Cupcakes: A Little Bit of Naughtiness

Can cupcakes possibly be healthy? I think this question is important. To me, this question strikes at the very root of our food culture.

I think cupcakes are adorable little confections. A New York Times article calls them "happy-food." I think of a cupcake and I envision the joy of frosting, the pleasure of licking something sweet, the smile on my little niece's face when I hand her a mini-cupcake.

Of course, I do not eat cupcakes. I am much too fanatical, too wildly opposed to eating a food that lacks any nutritional value whatsoever. And cupcakes, decidedly and obviously, lack nutrition.

Perhaps this is why, as the Times article suggests, cupcakes get such a bad rap.

"Cupcakes," the article states, "have recently been marched to the front lines of the fat wars, banned from a growing number of classroom birthday parties because of their sugar, fat and empty calories, a poster food of the child obesity crisis."

And yet, I have to admit, this trend disturbs me.
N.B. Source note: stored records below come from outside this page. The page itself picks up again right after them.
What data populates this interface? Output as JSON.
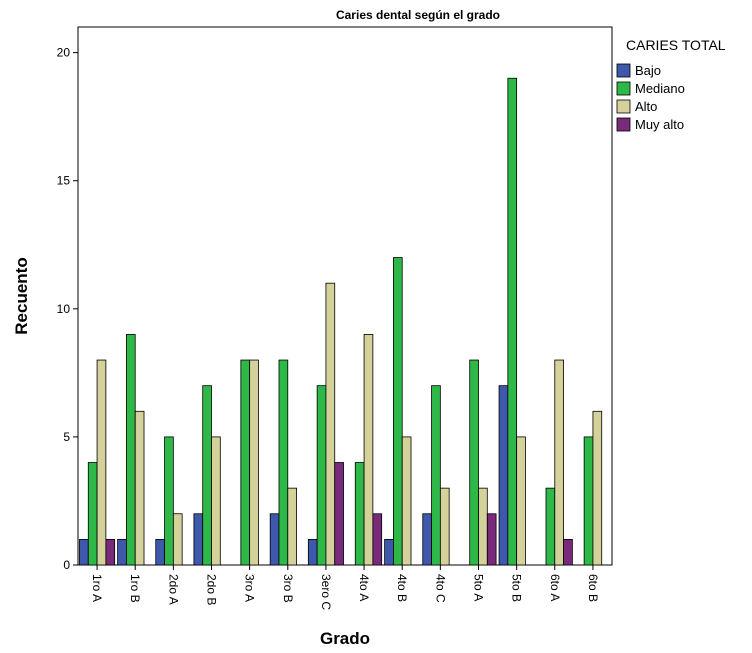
{
  "chart_data": {
    "type": "bar",
    "title": "Caries dental según el grado",
    "xlabel": "Grado",
    "ylabel": "Recuento",
    "ylim": [
      0,
      21
    ],
    "yticks": [
      "0",
      "5",
      "10",
      "15",
      "20"
    ],
    "legend_title": "CARIES TOTAL",
    "legend_position": "right",
    "grid": false,
    "categories": [
      "1ro A",
      "1ro B",
      "2do A",
      "2do B",
      "3ro A",
      "3ro B",
      "3ero C",
      "4to A",
      "4to B",
      "4to C",
      "5to A",
      "5to B",
      "6to A",
      "6to B"
    ],
    "series": [
      {
        "name": "Bajo",
        "color": "#3e58ac",
        "values": [
          1,
          1,
          1,
          2,
          0,
          2,
          1,
          0,
          1,
          2,
          0,
          7,
          0,
          0
        ]
      },
      {
        "name": "Mediano",
        "color": "#2eb848",
        "values": [
          4,
          9,
          5,
          7,
          8,
          8,
          7,
          4,
          12,
          7,
          8,
          19,
          3,
          5
        ]
      },
      {
        "name": "Alto",
        "color": "#d4d19a",
        "values": [
          8,
          6,
          2,
          5,
          8,
          3,
          11,
          9,
          5,
          3,
          3,
          5,
          8,
          6
        ]
      },
      {
        "name": "Muy alto",
        "color": "#7a2a7b",
        "values": [
          1,
          0,
          0,
          0,
          0,
          0,
          4,
          2,
          0,
          0,
          2,
          0,
          1,
          0
        ]
      }
    ]
  }
}
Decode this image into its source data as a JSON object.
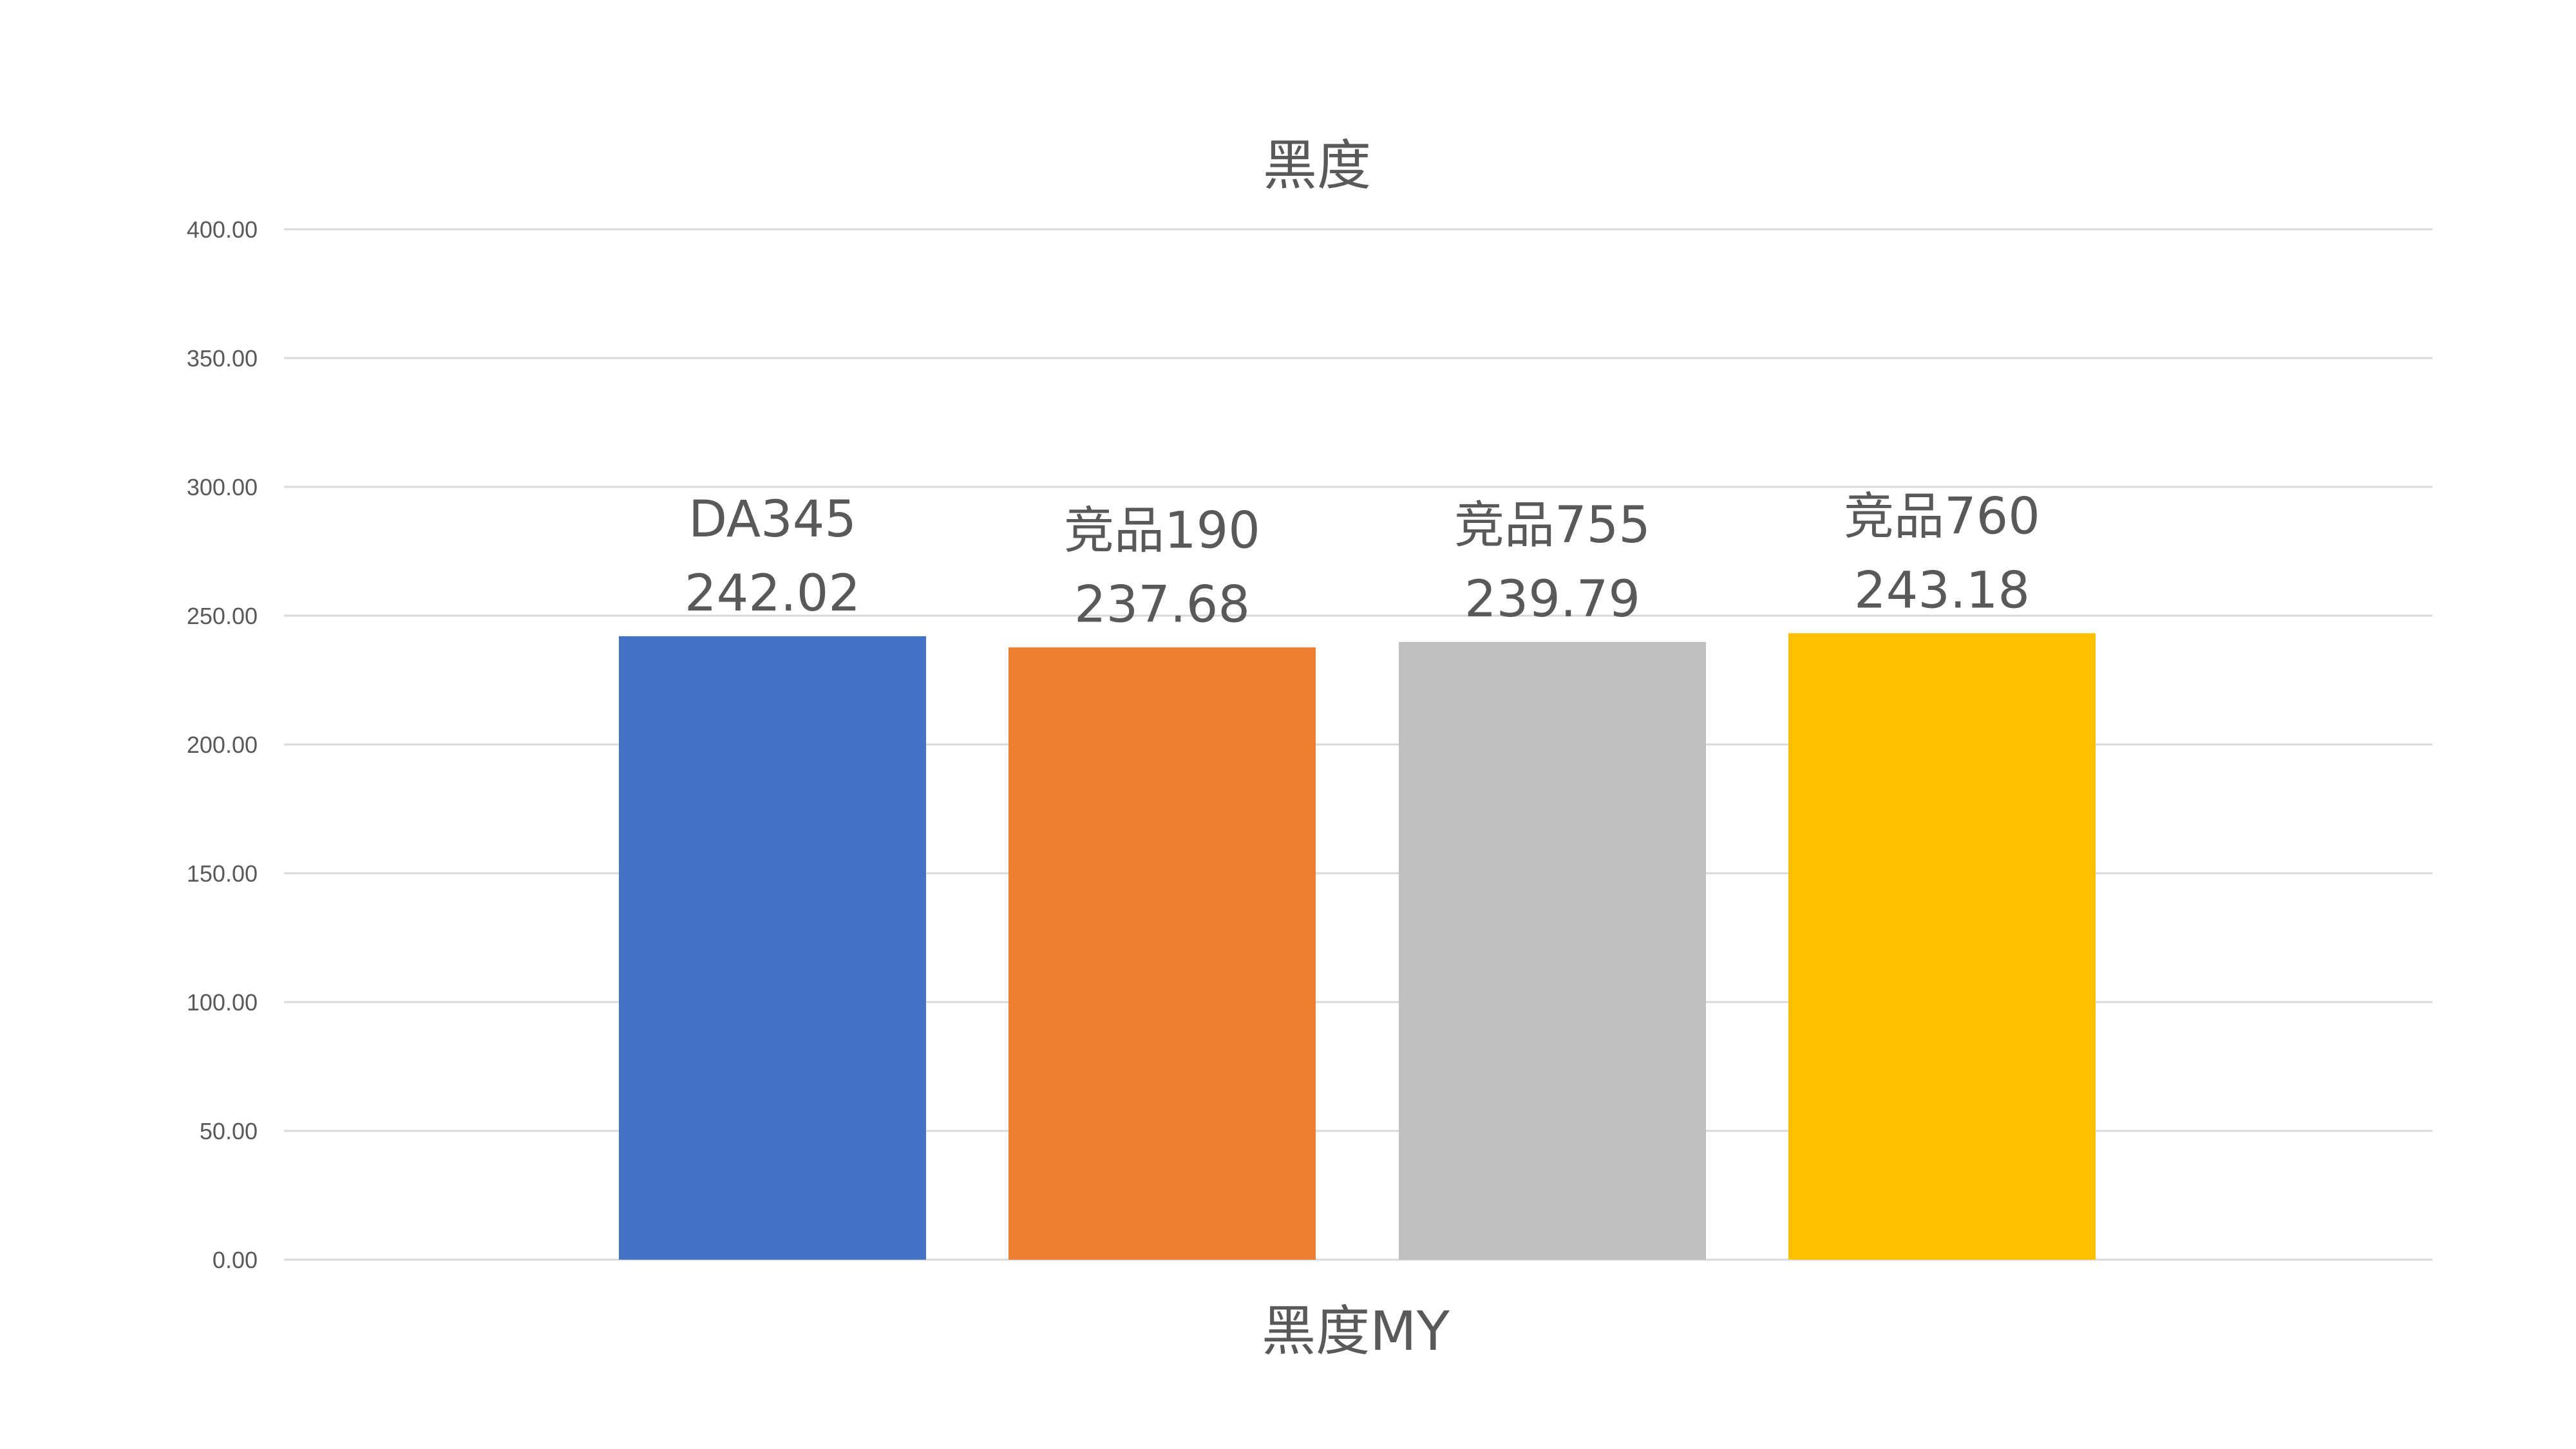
{
  "chart_data": {
    "type": "bar",
    "title": "黑度",
    "xlabel": "黑度MY",
    "ylabel": "",
    "ylim": [
      0,
      400
    ],
    "yticks": [
      "0.00",
      "50.00",
      "100.00",
      "150.00",
      "200.00",
      "250.00",
      "300.00",
      "350.00",
      "400.00"
    ],
    "grid": true,
    "legend": "none",
    "series": [
      {
        "name": "DA345",
        "value": 242.02,
        "value_label": "242.02",
        "color": "#4472C4"
      },
      {
        "name": "竞品190",
        "value": 237.68,
        "value_label": "237.68",
        "color": "#ED7D31"
      },
      {
        "name": "竞品755",
        "value": 239.79,
        "value_label": "239.79",
        "color": "#BFBFBF"
      },
      {
        "name": "竞品760",
        "value": 243.18,
        "value_label": "243.18",
        "color": "#FFC000"
      }
    ]
  }
}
Have we lost all sense of perspective? Have we so messed up our relationship with food that we now consider even cupcakes utterly unhealthy?

What makes a food healthy after all? Isn't this question at least as much psychological as physiological? When we eat, do we not nourish body and soul?
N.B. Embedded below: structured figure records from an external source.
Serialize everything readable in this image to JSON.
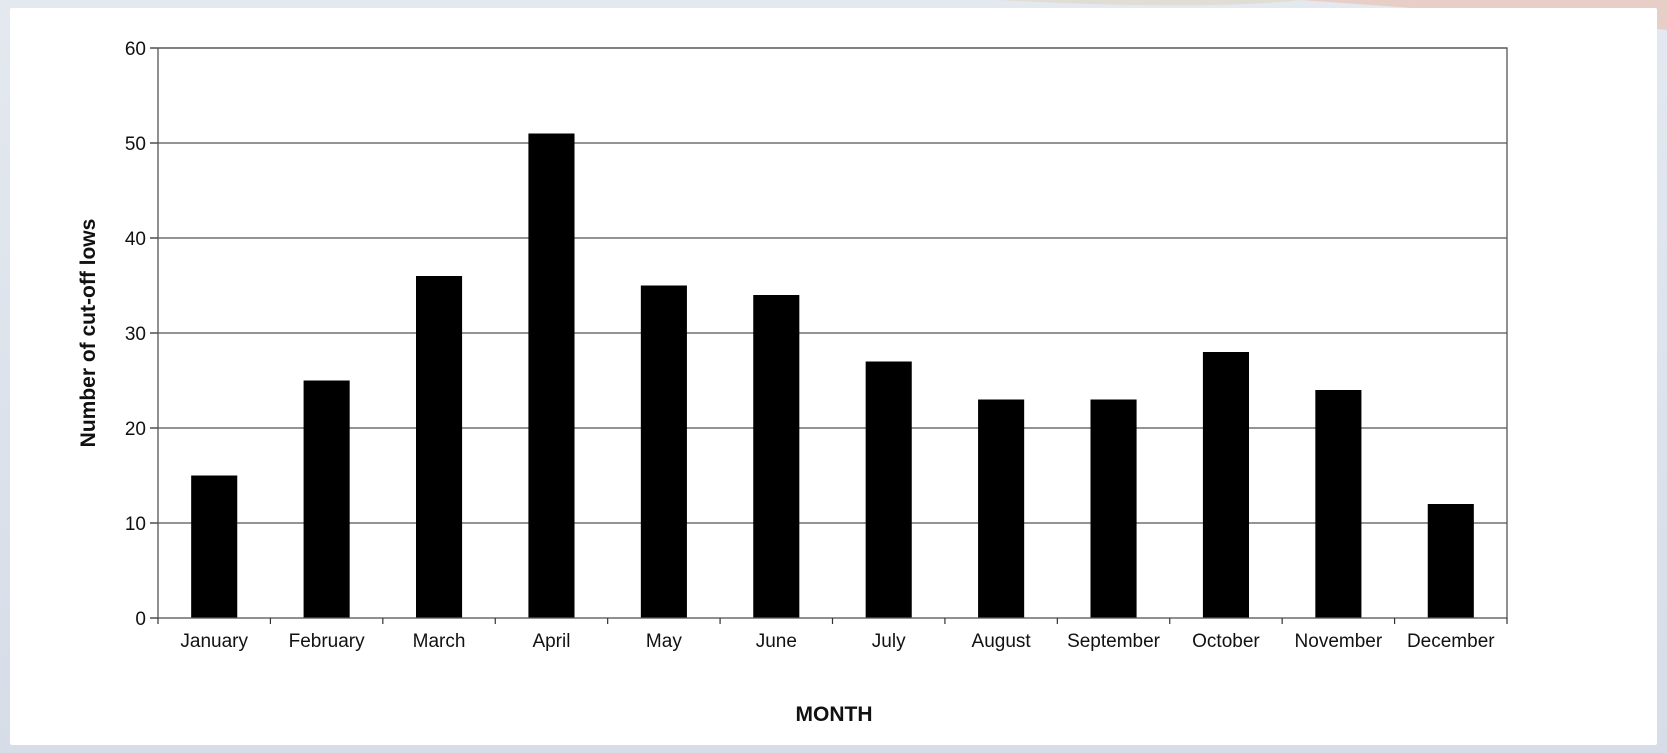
{
  "chart_data": {
    "type": "bar",
    "categories": [
      "January",
      "February",
      "March",
      "April",
      "May",
      "June",
      "July",
      "August",
      "September",
      "October",
      "November",
      "December"
    ],
    "values": [
      15,
      25,
      36,
      51,
      35,
      34,
      27,
      23,
      23,
      28,
      24,
      12
    ],
    "title": "",
    "xlabel": "MONTH",
    "ylabel": "Number of cut-off lows",
    "ylim": [
      0,
      60
    ],
    "yticks": [
      0,
      10,
      20,
      30,
      40,
      50,
      60
    ],
    "grid": true,
    "legend": "none",
    "bar_color": "#000000",
    "grid_color": "#555555",
    "background_color": "#ffffff"
  }
}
A cupcake is a small indiscretion. (I love how cupcakes have become sex-symbols for some bakers, how the idea of eating a cupcake in the middle of the afternoon equates so perfectly to the idea of a mid-afternoon quickie...a little bit of naughtiness!)

A little bit of naughtiness...


So is it really so bad to eat a cupcake? (A cupcake, after all, lovingly prepared, is not FoodCrack.)

The time article states the question this way: "can emotional value, on occasion, legitimately outweigh nutritional value?"

I think so, on occasion. (I'm not writing an article in defense of cupcake gluttony. I'm merely saying, Hey a cupcake ain't so bad!) I take my cue from an unlikely source, Paul Pritchford, the author of Healing with Whole Foods.

Pritchford writes:

"Do not be so rigid or self-righteous about your diet as to annoy anyone. A bad relationship is more poisonous than one of Grandma's sugar cookies. If you desire such a treat, it is better to have it than stuff yourself with rice to suppress the desire. This causes mental anguish and arrogance."

This, coming form a guy who suggests, as an optimum practice, eating a small dessert only after a "meal" of a "celery and lettuce-based salad."